The reports are coming in – and they bring fresh challenges for the Ardern Govt

Finance   Minister   Grant  Robertson  has had a  good run this  year, with the  economy performing  well  and the  government’s books   in excellent  shape.

Despite   ministers  splashing  out  cash  in  every direction, the half-year  economic and   fiscal  update  (out this week)   may even  offer   the Finance  Minister  scope  for a  bit  more  spending  in  the years  ahead, without  endangering   his  self-imposed   goal of   sustainable surpluses .

But  a shadow may be  beginning  to emerge  from this  apparently  cloudless  sky.  It  lies  in  the  reports   from  all  those reviews  the  government   called  for   in  its  first  months  of  office.

Two   of them   have  already  landed    with a  political  thud   and  there could  be  even greater  reverberations   when Sir  Michael Cullen hands in  the Tax  Working  Group’s  recommendations on  how to implement a  capital  gains  tax — a  report  which may not be  unanimous  but  will have  Sir  Michaels’ carefully calibrated  political fingerprints  all over it.

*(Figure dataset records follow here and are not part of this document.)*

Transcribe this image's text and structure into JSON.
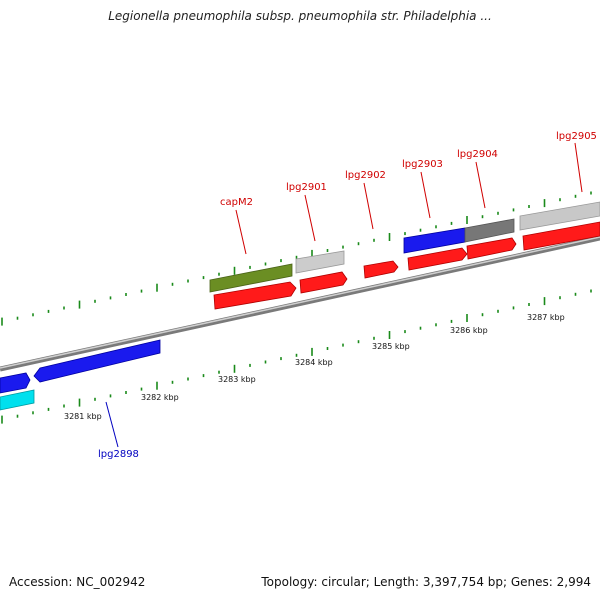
{
  "header": {
    "title": "Legionella pneumophila subsp. pneumophila str. Philadelphia ..."
  },
  "footer": {
    "accession": "Accession: NC_002942",
    "summary": "Topology: circular; Length: 3,397,754 bp; Genes: 2,994"
  },
  "colors": {
    "backbone": "#8a8a8a",
    "tick": "#1a8a1a",
    "forward_label": "#d00000",
    "reverse_label": "#0000c0",
    "red": "#ff0000",
    "blue": "#1010e0",
    "cyan": "#00e0ee",
    "olive": "#6b8e23",
    "light_gray": "#c8c8c8",
    "dark_gray": "#707070"
  },
  "scale": {
    "labels": [
      "3281 kbp",
      "3282 kbp",
      "3283 kbp",
      "3284 kbp",
      "3285 kbp",
      "3286 kbp",
      "3287 kbp"
    ]
  },
  "genes": {
    "forward_labels": [
      "capM2",
      "lpg2901",
      "lpg2902",
      "lpg2903",
      "lpg2904",
      "lpg2905"
    ],
    "reverse_labels": [
      "lpg2898"
    ]
  }
}
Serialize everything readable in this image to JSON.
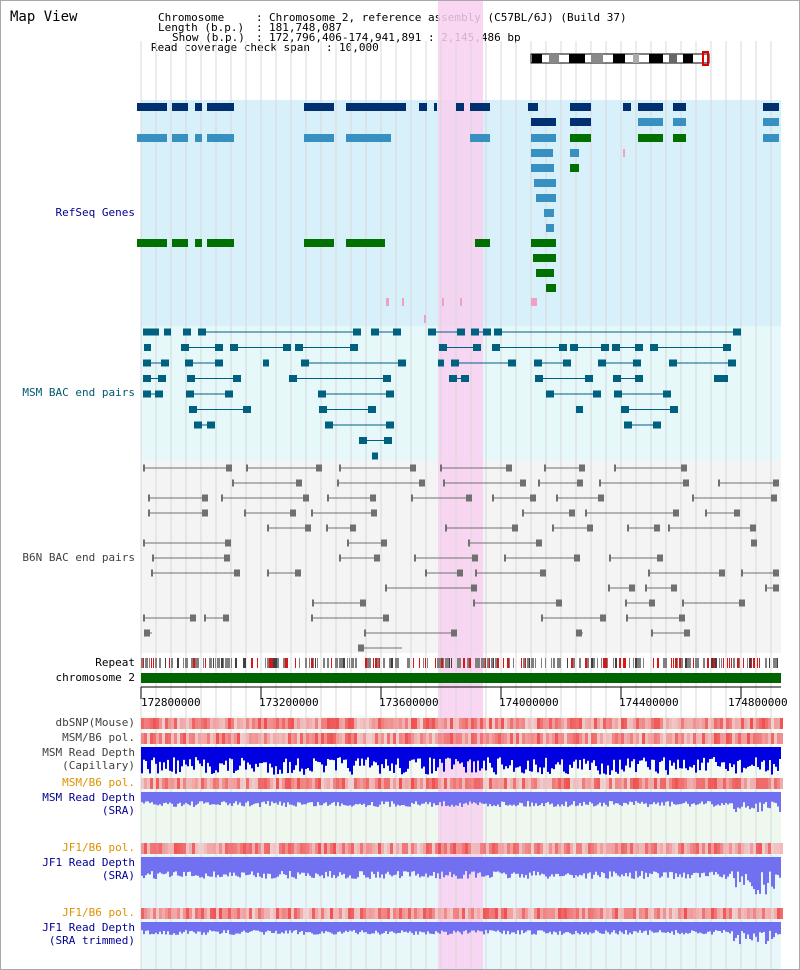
{
  "window_title": "Map View",
  "header": {
    "chromosome_label": "Chromosome",
    "chromosome_value": "Chromosome 2, reference assembly (C57BL/6J) (Build 37)",
    "length_label": "Length (b.p.)",
    "length_value": "181,748,087",
    "show_label": "Show (b.p.)",
    "show_value": "172,796,406-174,941,891 : 2,145,486 bp",
    "coverage_label": "Read coverage check span",
    "coverage_value": "10,000",
    "separator": ":"
  },
  "tracks": {
    "refseq": "RefSeq Genes",
    "msm_bac": "MSM BAC end pairs",
    "b6n_bac": "B6N BAC end pairs",
    "repeat": "Repeat",
    "chromosome": "chromosome 2",
    "dbsnp": "dbSNP(Mouse)",
    "msm_b6_pol_1": "MSM/B6 pol.",
    "msm_depth_cap_1": "MSM Read Depth",
    "msm_depth_cap_2": "(Capillary)",
    "msm_b6_pol_2": "MSM/B6 pol.",
    "msm_depth_sra_1": "MSM Read Depth",
    "msm_depth_sra_2": "(SRA)",
    "jf1_b6_pol_1": "JF1/B6 pol.",
    "jf1_depth_sra_1": "JF1 Read Depth",
    "jf1_depth_sra_2": "(SRA)",
    "jf1_b6_pol_2": "JF1/B6 pol.",
    "jf1_depth_trim_1": "JF1 Read Depth",
    "jf1_depth_trim_2": "(SRA trimmed)"
  },
  "axis": {
    "ticks": [
      "172800000",
      "173200000",
      "173600000",
      "174000000",
      "174400000",
      "174800000"
    ]
  },
  "colors": {
    "refseq_bg": "#d8f0fa",
    "bac_bg": "#e6f8fa",
    "b6n_bg": "#f4f4f4",
    "highlight": "#f8d0f0",
    "gene_dark": "#003070",
    "gene_mid": "#3890c0",
    "gene_green": "#007000",
    "msm_bac": "#006080",
    "b6n_bac": "#707070",
    "chromosome_bar": "#006400",
    "depth_cap": "#0000e0",
    "depth_sra": "#7070f0",
    "label_blue": "#000090",
    "label_msm_bac": "#005870",
    "label_orange": "#e09000",
    "label_dark": "#404040"
  }
}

What  seemed  like   relatively   simple  tasks   for  the various review  panels and working  groups  may   land  the  government   with  the   kind  of  political  headache  none of the ministers  could have  foreseen.

Remember   the   “crisis”  in  mental  health,  which  Labour  said  the previous   government  had  created  by its  nine years of  “neglect”  of the  health services?

Well, it   turns  out  the  government   will  let  the  “crisis”  run a  little longer.

After   making  mental health  an election issue,  it will be  half-way through the parliamentary  term  before it is ready even to   give a  few signals   on how  it plans to  deal with the “crisis”.

The heavily  stretched mental  health services   which have been   looking for  some urgent  relief  or  reinforcement  will  just have to carry  on, as  they   have been   during  those  nine years  of  neglect.  Health  Minister   David Clark  could  find himself  with a  battle  on his hands to line up  his reform proposals  in time  to   get   new spending  commitments   written  into   next year’s  budget.

Even  though the  taskforce  handed  in  its conclusions  at the end of  November,  the  minister  says  the full report won’t be  released until the end of the year.

Not  surprisingly  the  Opposition  says that in the time that the inquiry has been running, the government could have made meaningful changes by increasing access to services for people in need.

If  formulating a  reformative  policy  for  mental health services  and implementing  it  is  likely to  prove a challenge   for the   government,  it   faces  a similar challenge – perhaps a sharper one – in the education  field.

There  the  government is  confronted  with a call   for  such  radical   changes  that   it  could  create a  backlash  from parents.   In effect,  the  education  reform proposed  would  turn the  clock back  on  Tomorrow’s Schools, the programme implemented  under  David Lange’s  stewardship.

The  panel  headed by  Bali  Haque recommends the creation of a network of Crown agencies to oversee the work of groups of schools and take back many of the  responsibilities  of schools’ boards of trustees.

The report said the organisations would be called Education Hubs, would be run by a government-appointed director and would take over responsibility for schools’ property, funding and student achievement and hire schools’ principals in consultation with their boards.

The big reform of   Labour under Lange was to remove schools from the direct control of the education bureaucracy and allow parents to govern the schools their children attend.

National  says  it  has “serious concerns” about the creation of the 20 new Crown entities, which would transfer more responsibilities from parents to bureaucrats. It says it will  fight to ensure parents continue to have a strong role in the education of their children.

While the report is short on detail on how the hubs would work, it’s clear they would see a major reduction in the power and duties of Boards of Trustees and parents in the education system, including taking responsibility for expulsions and exclusions, final decision making rights on enrolments and zoning, and the employment of principals.

Around 19,000 parents and trustees who currently sit on boards could be relegated to the role of advisors with little ability to influence the education of children.

The  problem   for Labour  with  this  report    is  that  it will not only   invite a  battle   with  parents   who  really care  about the education of their children,  but  also  potentially  with  its  coalition partner, NZ  First.

Still, a contest  Education Minister Chris Hipkins versus  Winston Peters will be worth watching.